With television on demand quickly establishing itself as one of the primary modes of watching TV, the idea of watching television live is becoming increasingly antiquated. While direct downloads are an option, it can still be difficult tracking down a lot of content, particularly locally produced programs. PVR’s offer some outstanding functionality, with most now utilising dual tuners allowing all shows to record on the fly (allowing you to pause & rewind live TV, utilising services like Tivo and IceTV that provide quality Electronic Program Guide information, and offering compatibility with downloadable content. As smart as all of that is, however, it does mean that your recorded content is usually only available when you’re at home to watch it. It was only a matter of time until a PVR went into the cloud. Enter MyTVR.
MyTVR is a web-based PVR-like service. Users log in, select shows off the EPG, and press the record button. After the show has gone to air, the user can log back in and watch the program recorded on the website. The service is exactly the same as using a PVR with your television, except its all done through the website and doesn’t use your telly. It’s actually pretty nifty.
Of course, with anything like this, there are positive and negative aspects of the service.
- All of the free to air channels in major metro cities are represented.
- The video quality is reasonably high. It’s certainly not as good as a digital TV broadcast, but it’s no worse than a lot of shows downloaded off a torrent site. Full screen functionality reveals the flaws further, but it is still quite good.
- Shows going to air live can be viewed as they record.
- Mobile recording and viewing by way of a smart phone has been enabled. It worked rather well on my iPhone and offers the chance to watch live TV on the go.
- The service is centralised in Melbourne, meaning interstate or regional viewers are unable to record local content like the news. Viewers can manipulate this to their advantage to watch Melbourne-specific programming like The Bounce (which airs interstate very late at night on Ch 7), but I’d see any show hosted by Peter Helliar as a negative.

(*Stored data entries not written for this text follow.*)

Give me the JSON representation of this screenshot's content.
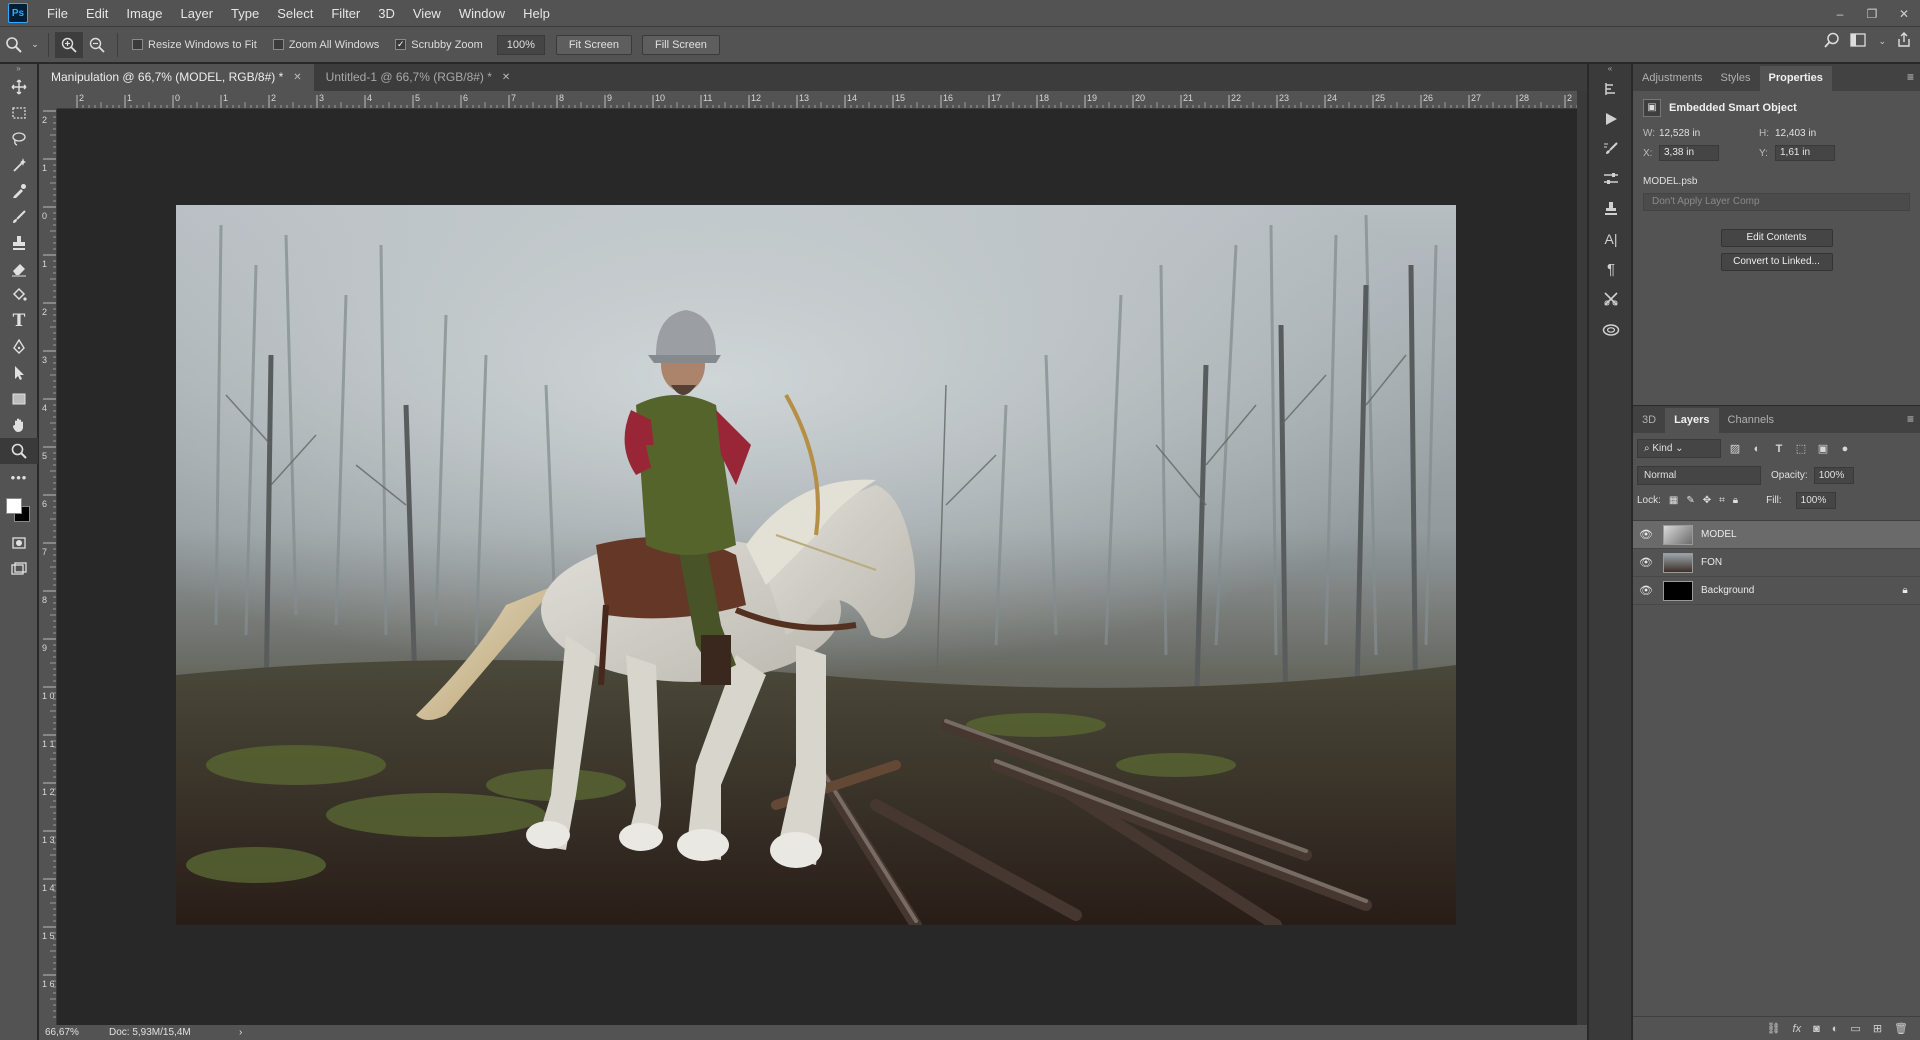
{
  "app": {
    "logo": "Ps"
  },
  "menu": [
    "File",
    "Edit",
    "Image",
    "Layer",
    "Type",
    "Select",
    "Filter",
    "3D",
    "View",
    "Window",
    "Help"
  ],
  "window_controls": {
    "minimize": "–",
    "restore": "❐",
    "close": "✕"
  },
  "options": {
    "resize_windows_label": "Resize Windows to Fit",
    "resize_windows_checked": false,
    "zoom_all_label": "Zoom All Windows",
    "zoom_all_checked": false,
    "scrubby_label": "Scrubby Zoom",
    "scrubby_checked": true,
    "zoom_value": "100%",
    "fit_screen": "Fit Screen",
    "fill_screen": "Fill Screen"
  },
  "tabs": [
    {
      "label": "Manipulation  @ 66,7% (MODEL, RGB/8#) *",
      "active": true
    },
    {
      "label": "Untitled-1 @ 66,7% (RGB/8#) *",
      "active": false
    }
  ],
  "ruler": {
    "top": [
      "2",
      "1",
      "0",
      "1",
      "2",
      "3",
      "4",
      "5",
      "6",
      "7",
      "8",
      "9",
      "10",
      "11",
      "12",
      "13",
      "14",
      "15",
      "16",
      "17",
      "18",
      "19",
      "20",
      "21",
      "22",
      "23",
      "24",
      "25",
      "26",
      "27",
      "28",
      "2"
    ],
    "left": [
      "2",
      "1",
      "0",
      "1",
      "2",
      "3",
      "4",
      "5",
      "6",
      "7",
      "8",
      "9",
      "1 0",
      "1 1",
      "1 2",
      "1 3",
      "1 4",
      "1 5",
      "1 6"
    ]
  },
  "status": {
    "zoom": "66,67%",
    "doc": "Doc: 5,93M/15,4M",
    "arrow": "›"
  },
  "colors": {
    "foreground": "#ffffff",
    "background": "#000000",
    "accent": "#31a8ff"
  },
  "properties_panel": {
    "tabs": [
      "Adjustments",
      "Styles",
      "Properties"
    ],
    "active_tab": "Properties",
    "type_label": "Embedded Smart Object",
    "w_label": "W:",
    "w_value": "12,528 in",
    "h_label": "H:",
    "h_value": "12,403 in",
    "x_label": "X:",
    "x_value": "3,38 in",
    "y_label": "Y:",
    "y_value": "1,61 in",
    "filename": "MODEL.psb",
    "layer_comp_placeholder": "Don't Apply Layer Comp",
    "edit_contents": "Edit Contents",
    "convert_linked": "Convert to Linked..."
  },
  "layers_panel": {
    "tabs": [
      "3D",
      "Layers",
      "Channels"
    ],
    "active_tab": "Layers",
    "kind_label": "Kind",
    "blend_mode": "Normal",
    "opacity_label": "Opacity:",
    "opacity_value": "100%",
    "lock_label": "Lock:",
    "fill_label": "Fill:",
    "fill_value": "100%",
    "layers": [
      {
        "name": "MODEL",
        "selected": true,
        "visible": true,
        "locked": false
      },
      {
        "name": "FON",
        "selected": false,
        "visible": true,
        "locked": false
      },
      {
        "name": "Background",
        "selected": false,
        "visible": true,
        "locked": true
      }
    ]
  }
}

- MyTVR is still prone to the exact same problems that most other PVR’s face, which is that one needs to account for show overruns. An attempt last night to record Buffy: The Vampire Slayer at 12:30am on Channel 10 gave me 15 minutes worth of interviews with Chris Rock and Sue Sylvester on Letterman. Buffy was still being held captive at the time of the end of the recording. A 15 minute overrun feature created an additional recording which thankfully caught the end of the episode, but the feature must be enabled and 15 mins is sometimes not enough for unpredictable late night TV schedules.

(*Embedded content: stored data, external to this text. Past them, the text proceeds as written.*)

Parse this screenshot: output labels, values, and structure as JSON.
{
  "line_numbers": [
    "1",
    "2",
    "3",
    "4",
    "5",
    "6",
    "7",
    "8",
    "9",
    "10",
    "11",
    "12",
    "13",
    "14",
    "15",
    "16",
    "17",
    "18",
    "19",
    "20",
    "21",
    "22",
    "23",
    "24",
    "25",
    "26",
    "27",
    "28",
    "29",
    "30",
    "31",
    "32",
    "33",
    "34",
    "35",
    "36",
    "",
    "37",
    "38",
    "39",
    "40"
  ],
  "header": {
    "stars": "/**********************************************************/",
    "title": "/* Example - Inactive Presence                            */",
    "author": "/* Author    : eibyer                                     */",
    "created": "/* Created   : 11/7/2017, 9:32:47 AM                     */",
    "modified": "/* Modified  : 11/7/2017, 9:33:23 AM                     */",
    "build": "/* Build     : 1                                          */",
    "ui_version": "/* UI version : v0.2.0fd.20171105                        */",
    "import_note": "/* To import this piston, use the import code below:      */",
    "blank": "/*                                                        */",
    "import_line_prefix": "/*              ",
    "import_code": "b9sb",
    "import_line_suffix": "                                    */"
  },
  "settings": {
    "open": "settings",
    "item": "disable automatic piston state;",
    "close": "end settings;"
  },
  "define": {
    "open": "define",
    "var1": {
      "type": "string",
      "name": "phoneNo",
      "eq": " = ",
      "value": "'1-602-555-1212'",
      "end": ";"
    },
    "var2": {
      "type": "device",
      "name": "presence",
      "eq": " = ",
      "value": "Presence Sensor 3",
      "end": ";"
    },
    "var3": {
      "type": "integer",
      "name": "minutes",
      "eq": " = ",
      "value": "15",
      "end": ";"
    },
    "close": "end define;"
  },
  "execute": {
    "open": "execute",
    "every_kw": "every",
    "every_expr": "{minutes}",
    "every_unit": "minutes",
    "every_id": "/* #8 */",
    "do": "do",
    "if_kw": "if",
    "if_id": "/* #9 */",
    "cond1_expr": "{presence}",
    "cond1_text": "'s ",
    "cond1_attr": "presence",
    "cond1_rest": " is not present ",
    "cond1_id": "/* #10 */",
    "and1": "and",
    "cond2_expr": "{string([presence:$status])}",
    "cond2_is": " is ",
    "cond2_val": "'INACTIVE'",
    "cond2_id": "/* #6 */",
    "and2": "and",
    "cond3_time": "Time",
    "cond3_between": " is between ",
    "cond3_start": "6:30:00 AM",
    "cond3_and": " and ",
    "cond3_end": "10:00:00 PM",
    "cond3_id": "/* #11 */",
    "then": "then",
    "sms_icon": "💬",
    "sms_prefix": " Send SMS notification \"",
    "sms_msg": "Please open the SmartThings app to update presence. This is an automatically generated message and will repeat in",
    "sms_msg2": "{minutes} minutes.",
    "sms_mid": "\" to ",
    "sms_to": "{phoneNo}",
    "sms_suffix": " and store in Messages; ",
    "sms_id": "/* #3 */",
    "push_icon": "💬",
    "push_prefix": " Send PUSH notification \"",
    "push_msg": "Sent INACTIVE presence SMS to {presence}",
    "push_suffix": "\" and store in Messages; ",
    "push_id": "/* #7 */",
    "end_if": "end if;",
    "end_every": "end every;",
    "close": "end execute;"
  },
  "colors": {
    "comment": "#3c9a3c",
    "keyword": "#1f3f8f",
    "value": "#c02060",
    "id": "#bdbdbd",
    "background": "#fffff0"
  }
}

- The video recording on the iPhone was pretty low quality. It was serviceable, but not impressive.
- MyTVR shouldn’t be restricted by simply offering FTA broadcasters. It’d be interesting to see them offer streamed channels available only online in Australia, like Al Jazeera (English).
- The highest priced plan offers just 12 hours of recording.
In all, MyTVR is a fairly interesting service. It’s inexpensive with the most costly plan being just $7.85/month (a free 30 minute trial is available). The guys responsible for it have actually launched a good quality product, if perhaps flawed in some areas. The legality of a service like this is a little bit interesting, so I’m certainly curious to see how long the service will remain in operation for. Especially as Australia’s FTA broadcasters start moving toward more web-based video on demand offerings. While it’s not illegal to sell PVR’s, what about PVR-recorded content sitting on a corporate server?
I’d recommend checking the service out. It’s not going to be beneficial for everyone (I’m quite happy with my PVR at home and have little need for mobile access), but for those after a cloud PVR, this is certainly worth a look.